De bestreden uitspraak op bezwaar
De uitspraak van de inspecteur van 6 september 2013 op het bezwaar van belanghebbende tegen de aan hem voor het jaar 2009 opgelegde aanslag inkomstenbelasting en premie volksverzekeringen (aanslagnummer: [aanslagnummer]).
Zitting
Het onderzoek ter zitting heeft plaatsgevonden op 28 februari 2014 te Eindhoven.

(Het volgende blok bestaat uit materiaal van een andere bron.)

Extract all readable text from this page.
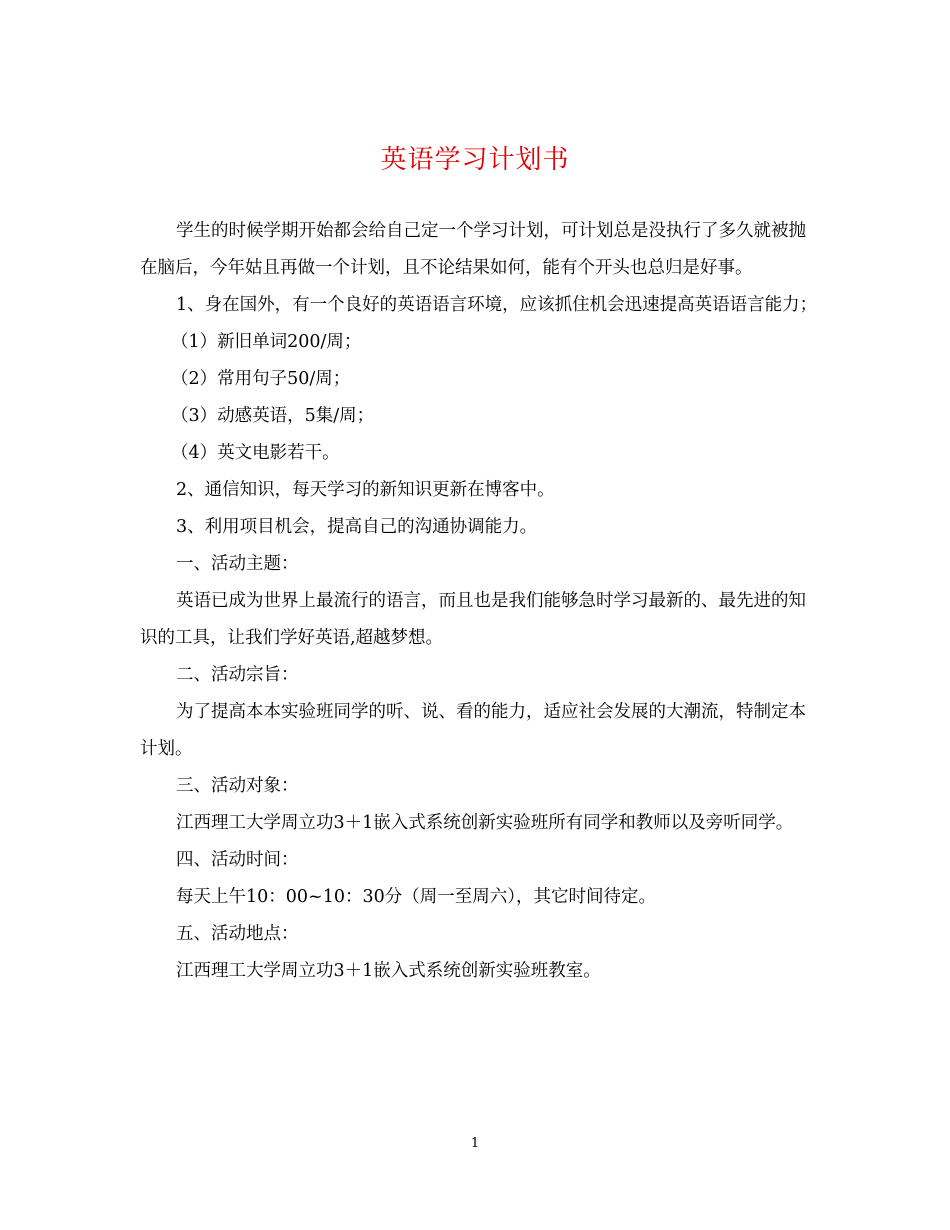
英语学习计划书

学生的时候学期开始都会给自己定一个学习计划，可计划总是没执行了多久就被抛在脑后，今年姑且再做一个计划，且不论结果如何，能有个开头也总归是好事。

1、身在国外，有一个良好的英语语言环境，应该抓住机会迅速提高英语语言能力；

（1）新旧单词200/周；

（2）常用句子50/周；

（3）动感英语，5集/周；

（4）英文电影若干。

2、通信知识，每天学习的新知识更新在博客中。

3、利用项目机会，提高自己的沟通协调能力。

一、活动主题：

英语已成为世界上最流行的语言，而且也是我们能够急时学习最新的、最先进的知识的工具，让我们学好英语,超越梦想。

二、活动宗旨：

为了提高本本实验班同学的听、说、看的能力，适应社会发展的大潮流，特制定本计划。

三、活动对象：

江西理工大学周立功3＋1嵌入式系统创新实验班所有同学和教师以及旁听同学。

四、活动时间：

每天上午10：00~10：30分（周一至周六），其它时间待定。

五、活动地点：

江西理工大学周立功3＋1嵌入式系统创新实验班教室。

1
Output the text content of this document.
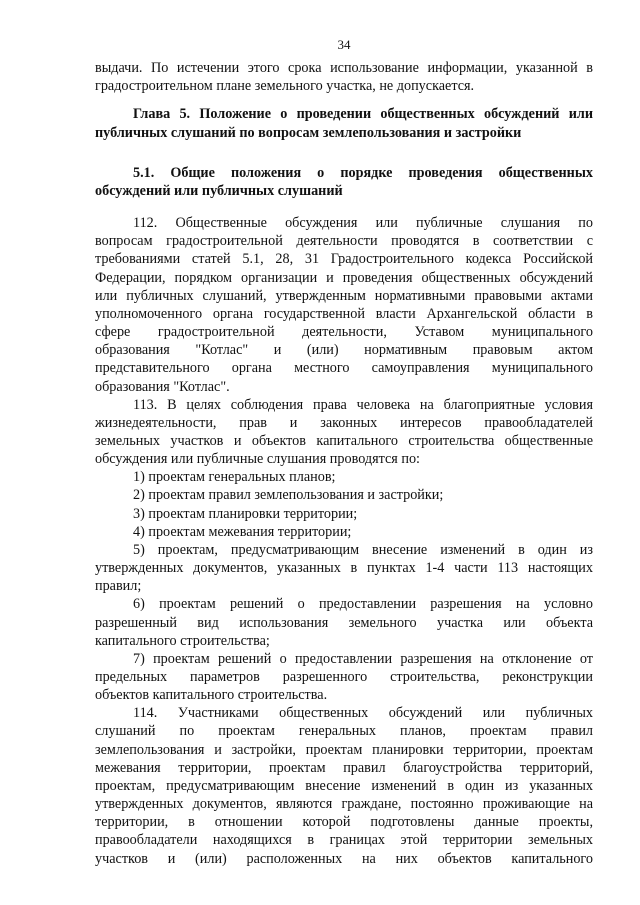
34

выдачи. По истечении этого срока использование информации, указанной в

градостроительном плане земельного участка, не допускается.

Глава 5. Положение о проведении общественных обсуждений или

публичных слушаний по вопросам землепользования и застройки

5.1. Общие положения о порядке проведения общественных

обсуждений или публичных слушаний

112. Общественные обсуждения или публичные слушания по

вопросам градостроительной деятельности проводятся в соответствии с

требованиями статей 5.1, 28, 31 Градостроительного кодекса Российской

Федерации, порядком организации и проведения общественных обсуждений

или публичных слушаний, утвержденным нормативными правовыми актами

уполномоченного органа государственной власти Архангельской области в

сфере градостроительной деятельности, Уставом муниципального

образования "Котлас" и (или) нормативным правовым актом

представительного органа местного самоуправления муниципального

образования "Котлас".

113. В целях соблюдения права человека на благоприятные условия

жизнедеятельности, прав и законных интересов правообладателей

земельных участков и объектов капитального строительства общественные

обсуждения или публичные слушания проводятся по:

1) проектам генеральных планов;

2) проектам правил землепользования и застройки;

3) проектам планировки территории;

4) проектам межевания территории;

5) проектам, предусматривающим внесение изменений в один из

утвержденных документов, указанных в пунктах 1-4 части 113 настоящих

правил;

6) проектам решений о предоставлении разрешения на условно

разрешенный вид использования земельного участка или объекта

капитального строительства;

7) проектам решений о предоставлении разрешения на отклонение от

предельных параметров разрешенного строительства, реконструкции

объектов капитального строительства.

114. Участниками общественных обсуждений или публичных

слушаний по проектам генеральных планов, проектам правил

землепользования и застройки, проектам планировки территории, проектам

межевания территории, проектам правил благоустройства территорий,

проектам, предусматривающим внесение изменений в один из указанных

утвержденных документов, являются граждане, постоянно проживающие на

территории, в отношении которой подготовлены данные проекты,

правообладатели находящихся в границах этой территории земельных

участков и (или) расположенных на них объектов капитального
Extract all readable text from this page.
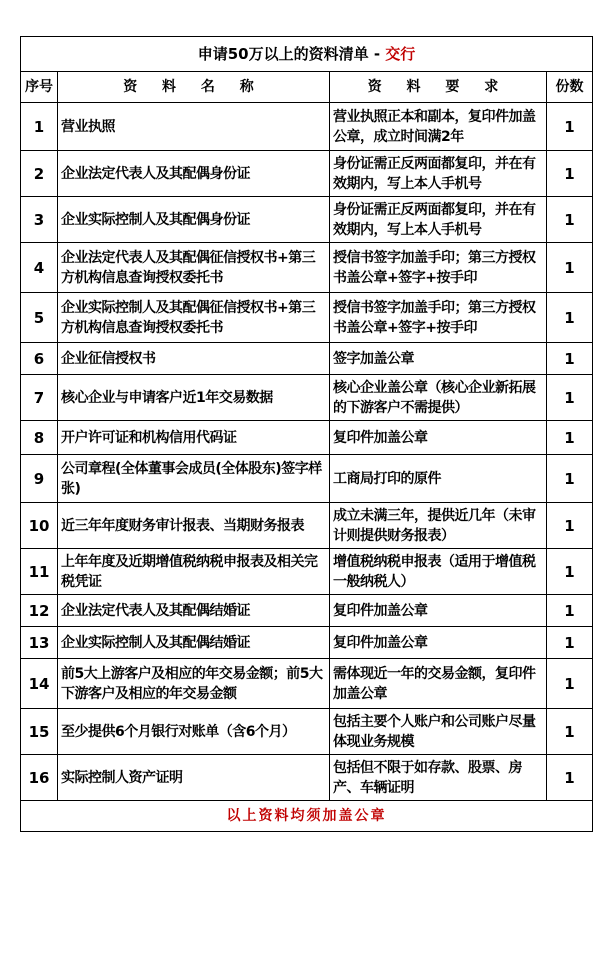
申请50万以上的资料清单 - 交行			
序号	资 料 名 称	资 料 要 求	份数
1	营业执照	营业执照正本和副本，复印件加盖公章，成立时间满2年	1
2	企业法定代表人及其配偶身份证	身份证需正反两面都复印，并在有效期内，写上本人手机号	1
3	企业实际控制人及其配偶身份证	身份证需正反两面都复印，并在有效期内，写上本人手机号	1
4	企业法定代表人及其配偶征信授权书+第三方机构信息查询授权委托书	授信书签字加盖手印；第三方授权书盖公章+签字+按手印	1
5	企业实际控制人及其配偶征信授权书+第三方机构信息查询授权委托书	授信书签字加盖手印；第三方授权书盖公章+签字+按手印	1
6	企业征信授权书	签字加盖公章	1
7	核心企业与申请客户近1年交易数据	核心企业盖公章（核心企业新拓展的下游客户不需提供）	1
8	开户许可证和机构信用代码证	复印件加盖公章	1
9	公司章程(全体董事会成员(全体股东)签字样张)	工商局打印的原件	1
10	近三年年度财务审计报表、当期财务报表	成立未满三年，提供近几年（未审计则提供财务报表）	1
11	上年年度及近期增值税纳税申报表及相关完税凭证	增值税纳税申报表（适用于增值税一般纳税人）	1
12	企业法定代表人及其配偶结婚证	复印件加盖公章	1
13	企业实际控制人及其配偶结婚证	复印件加盖公章	1
14	前5大上游客户及相应的年交易金额；前5大下游客户及相应的年交易金额	需体现近一年的交易金额，复印件加盖公章	1
15	至少提供6个月银行对账单（含6个月）	包括主要个人账户和公司账户尽量体现业务规模	1
16	实际控制人资产证明	包括但不限于如存款、股票、房产、车辆证明	1
以上资料均须加盖公章			
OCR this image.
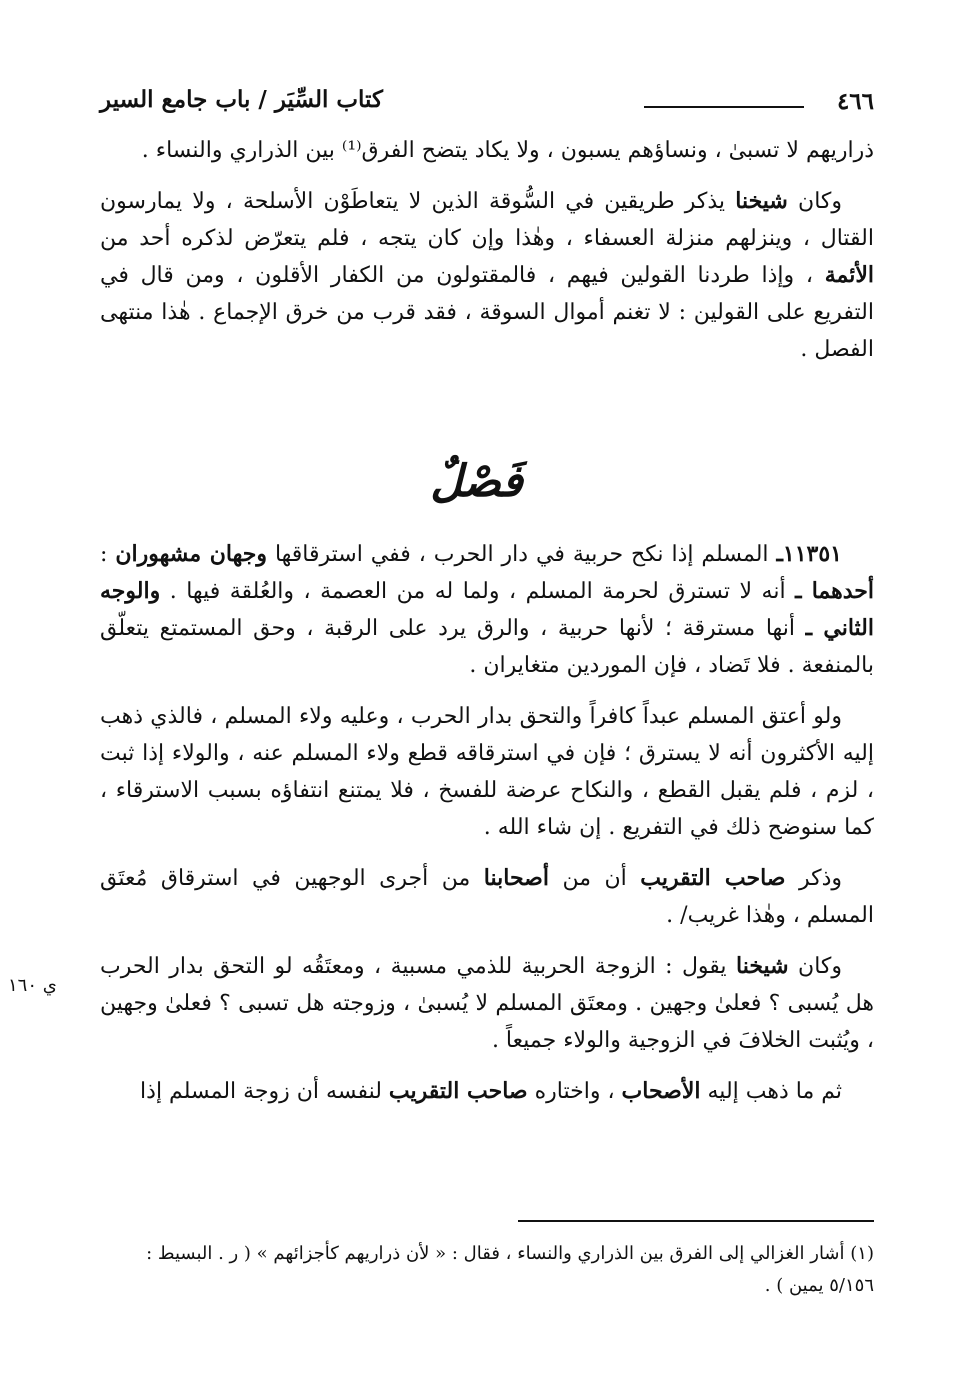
٤٦٦
كتاب السِّيَر / باب جامع السير

ذراريهم لا تسبىٰ ، ونساؤهم يسبون ، ولا يكاد يتضح الفرق⁽¹⁾ بين الذراري والنساء .

وكان شيخنا يذكر طريقين في السُّوقة الذين لا يتعاطَوْن الأسلحة ، ولا يمارسون القتال ، وينزلهم منزلة العسفاء ، وهٰذا وإن كان يتجه ، فلم يتعرّض لذكره أحد من الأئمة ، وإذا طردنا القولين فيهم ، فالمقتولون من الكفار الأقلون ، ومن قال في التفريع على القولين : لا تغنم أموال السوقة ، فقد قرب من خرق الإجماع . هٰذا منتهى الفصل .

فَصْلٌ

١١٣٥١ـ المسلم إذا نكح حربية في دار الحرب ، ففي استرقاقها وجهان مشهوران : أحدهما ـ أنه لا تسترق لحرمة المسلم ، ولما له من العصمة ، والعُلقة فيها . والوجه الثاني ـ أنها مسترقة ؛ لأنها حربية ، والرق يرد على الرقبة ، وحق المستمتع يتعلّق بالمنفعة . فلا تَضاد ، فإن الموردين متغايران .

ولو أعتق المسلم عبداً كافراً والتحق بدار الحرب ، وعليه ولاء المسلم ، فالذي ذهب إليه الأكثرون أنه لا يسترق ؛ فإن في استرقاقه قطع ولاء المسلم عنه ، والولاء إذا ثبت ، لزم ، فلم يقبل القطع ، والنكاح عرضة للفسخ ، فلا يمتنع انتفاؤه بسبب الاسترقاء ، كما سنوضح ذلك في التفريع . إن شاء الله .

وذكر صاحب التقريب أن من أصحابنا من أجرى الوجهين في استرقاق مُعتَق المسلم ، وهٰذا غريب/ .

وكان شيخنا يقول : الزوجة الحربية للذمي مسبية ، ومعتَقُه لو التحق بدار الحرب هل يُسبى ؟ فعلىٰ وجهين . ومعتَق المسلم لا يُسبىٰ ، وزوجته هل تسبى ؟ فعلىٰ وجهين ، ويُثبت الخلافَ في الزوجية والولاء جميعاً .

ثم ما ذهب إليه الأصحاب ، واختاره صاحب التقريب لنفسه أن زوجة المسلم إذا

ي ١٦٠
(١) أشار الغزالي إلى الفرق بين الذراري والنساء ، فقال : « لأن ذراريهم كأجزائهم » ( ر . البسيط : ٥/١٥٦ يمين ) .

Aldaar zijn verschenen en gehoord, belanghebbende, vergezeld van zijn gemachtigde [gemachtigde], verbonden aan [kantoornaam gemachtigde] te Veghel, en namens de inspecteur, [verweerder].
1 Beslissing
De rechtbank verklaart het beroep ongegrond.
2 Gronden
Vooraf
Belanghebbende stelt dat de inspecteur zijn verweerschrift niet tijdig heeft ingediend nu hij niet aan de door de rechtbank gestelde termijn heeft voldaan. De overschrijding van de door de rechtbank gestelde termijn kan echter niet leiden tot vernietiging of vermindering van de aanslag. Nu belanghebbende voorts ter zitting op het door de inspecteur geleverde materiaal is ingegaan en naar het oordeel van de rechtbank voldoende in de gelegenheid is gesteld om adequaat op de stukken te reageren, blijft de termijnoverschrijding zonder gevolgen. Naar het oordeel van de rechtbank kan namelijk onder deze omstandigheden niet worden gezegd dat belanghebbende door de termijnoverschrijding in zijn processuele positie is geschaad.
Inhoudelijk
Belanghebbende is van [datum] 1995 tot en met [datum] 2008 in gemeenschap van goederen gehuwd geweest met [A] (hierna: de ex-echtgenote). Op laatstgenoemde datum is de echtscheiding door de rechtbank te ’s-Hertogenbosch uitgesproken. Vanaf mei 2006 leefden belanghebbende en zijn ex-echtgenote reeds duurzaam gescheiden. Belanghebbende heeft in mei 2006 de voormalige echtelijke woning gelegen aan de [adres] te [woonplaats] (hierna: de woning) verlaten. Zijn ex-echtgenote is tot en met 31 juli 2012 in de woning woonachtig geweest. Thans is belanghebbende daar weer woonachtig.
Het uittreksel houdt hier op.